I’m a layered, self-reflective, intentionally-focused introvert.  

Over twenty years working in a professional consulting marketing industry that rewarded the dominance of extroverts, I curated a collection of custom masks I could wear to exert the persona I knew I needed in any situation.  I’m not inauthentic, but I am self-aware and understand what I need to navigate.

After five foundational years with marketing experience supporting regional development and a world-renowned healthcare institution, I started during the founding year of one of today’s top ranked Benefit corporations in the world and left on top with a track record of success that could rival anyone.  Over twenty years, I had the resume, the influence, the money and rewards, and as a result – options.  So, when I no longer had the same motivational drive, and could no longer bear to hold the branches of success that had been so fruitful for me, I chose to close a chapter; and in doing so, made the most difficult decision of my adult life.

I’m intensely self-aware.  I’m irrationally competitive with myself.   I crave independence yet survive with support. 

Sometimes I cherish being alone, but I never feel lonely.

I fell in love years before the timeline of my master life plan outlined, and in that vulnerability, began a life journey that I am forever grateful to be on.  

I have four beautiful boys, each being molded with their own unique textures who we love unconditionally and a dog who admittingly, comes with conditions.
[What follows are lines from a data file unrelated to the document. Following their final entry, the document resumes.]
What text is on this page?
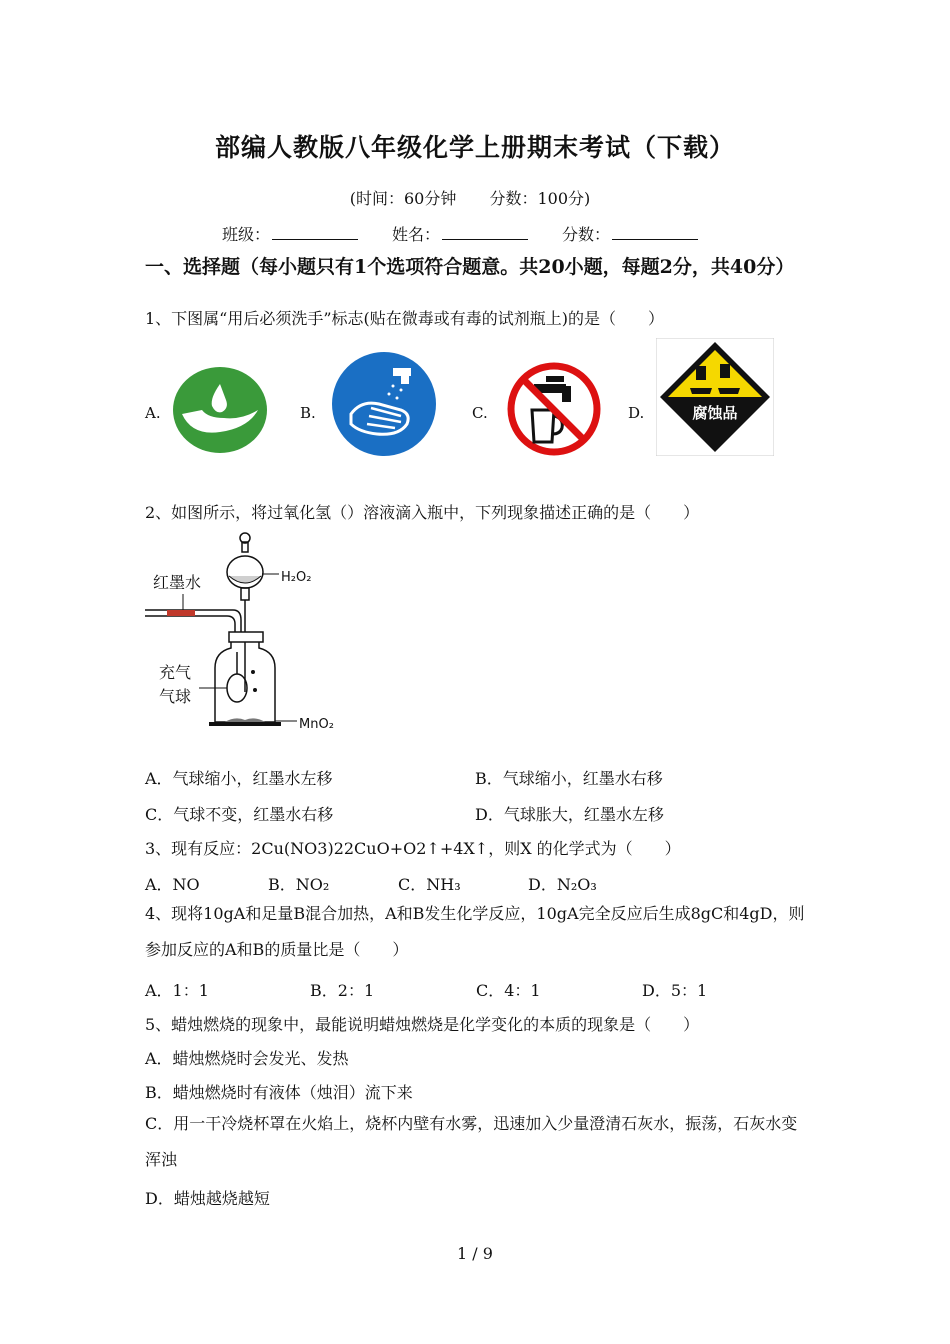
部编人教版八年级化学上册期末考试（下载）
(时间：60分钟 分数：100分)
班级：	姓名：	分数：
一、选择题（每小题只有1个选项符合题意。共20小题，每题2分，共40分）
1、下图属“用后必须洗手”标志(贴在微毒或有毒的试剂瓶上)的是（　　）
A.	B.	C.	D.	腐蚀品
2、如图所示，将过氧化氢（）溶液滴入瓶中，下列现象描述正确的是（　　）
H₂O₂
红墨水
充气
气球
MnO₂
A．气球缩小，红墨水左移	B．气球缩小，红墨水右移
C．气球不变，红墨水右移	D．气球胀大，红墨水左移
3、现有反应：2Cu(NO3)22CuO+O2↑+4X↑，则X 的化学式为（　　）
A．NO	B．NO₂	C．NH₃	D．N₂O₃
4、现将10gA和足量B混合加热，A和B发生化学反应，10gA完全反应后生成8gC和4gD，则参加反应的A和B的质量比是（　　）
A．1：1	B．2：1	C．4：1	D．5：1
5、蜡烛燃烧的现象中，最能说明蜡烛燃烧是化学变化的本质的现象是（　　）
A．蜡烛燃烧时会发光、发热
B．蜡烛燃烧时有液体（烛泪）流下来
C．用一干冷烧杯罩在火焰上，烧杯内壁有水雾，迅速加入少量澄清石灰水，振荡，石灰水变浑浊
D．蜡烛越烧越短
1 / 9
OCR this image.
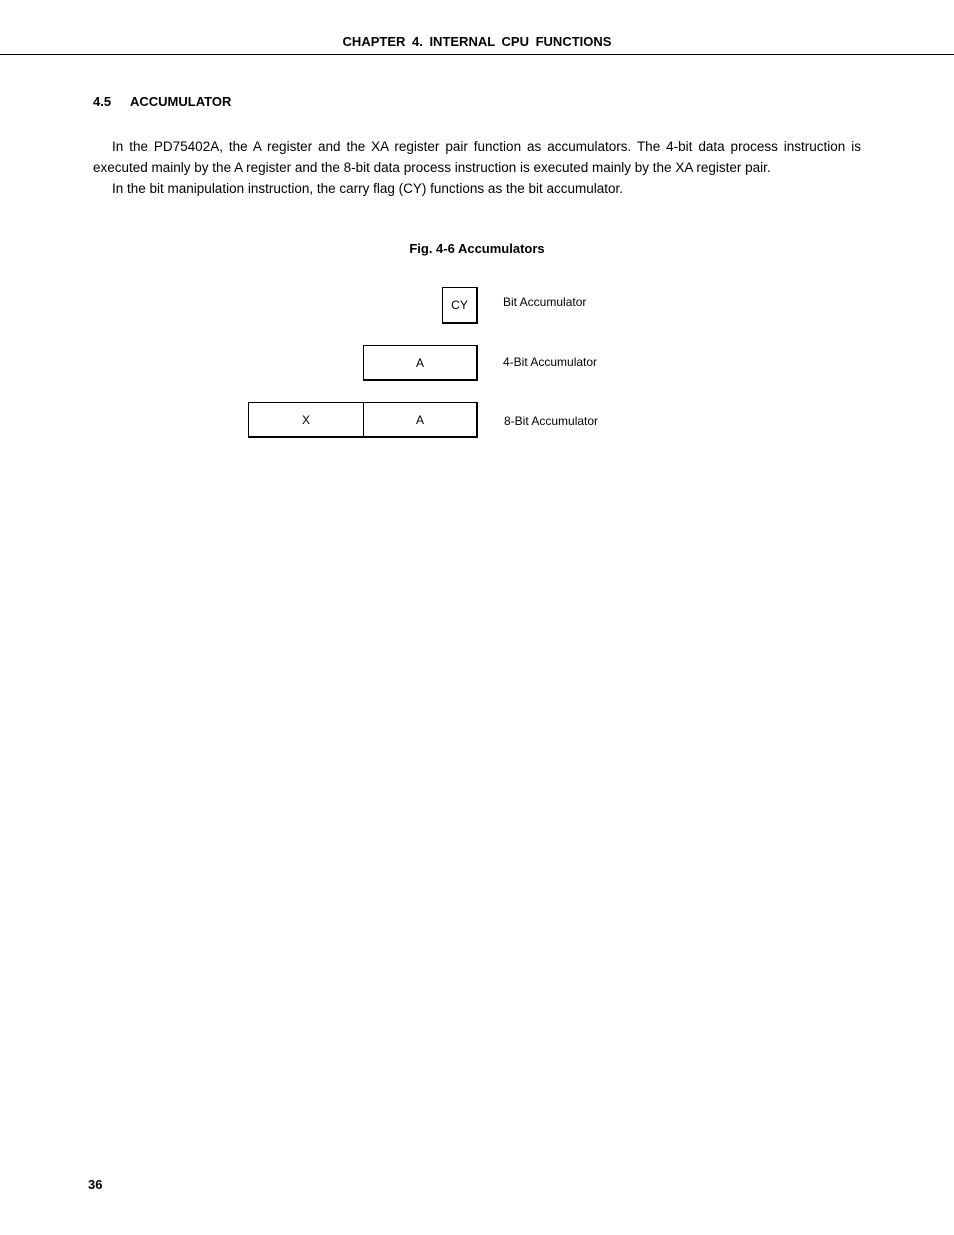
CHAPTER 4. INTERNAL CPU FUNCTIONS
4.5 ACCUMULATOR

In the PD75402A, the A register and the XA register pair function as accumulators. The 4-bit data process instruction is executed mainly by the A register and the 8-bit data process instruction is executed mainly by the XA register pair.

In the bit manipulation instruction, the carry flag (CY) functions as the bit accumulator.

Fig. 4-6 Accumulators
CY	Bit Accumulator
A	4-Bit Accumulator
X	A	8-Bit Accumulator
36
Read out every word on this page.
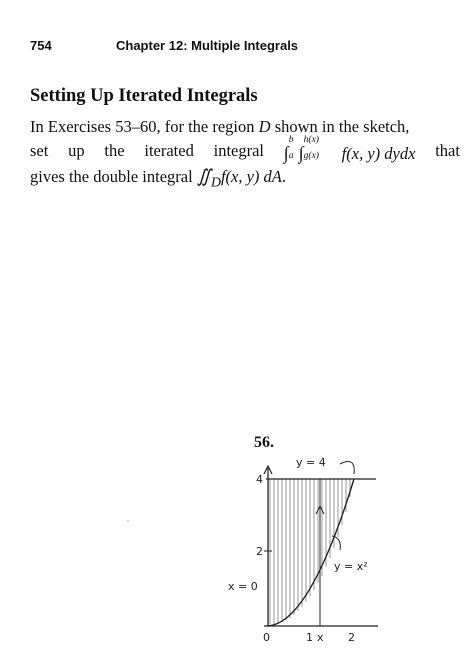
754	Chapter 12: Multiple Integrals
Setting Up Iterated Integrals
In Exercises 53–60, for the region D shown in the sketch,
set up the iterated integral ∫
b
a ∫
h(x)
g(x) f(x, y) dydx that
gives the double integral $∬_Df(x$, y) dA.
56.
y = 4
y = x²
x = 0
4
2
0	1 x 2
I live with my tribe of six in a community of neighbors and parents of our boys’ friends who we now are thankful to call friends of our own.  I feel safe, yet I am profoundly guarded with my vulnerability because I believe relationships – deep, long-lasting ones, take time.  

I have real, authentic deep-rooted friendships from elementary school four decades in the making, and college friends who despite time and distance, pick up from where we last left.  

I have a tight knit extended family who show up for each other – we celebrate life’s successes and mourn together in grief.  We respect our parents’ unending influence and show our love  through action.  

I’m becoming more comfortable in my own skin, and granting myself permission to own it.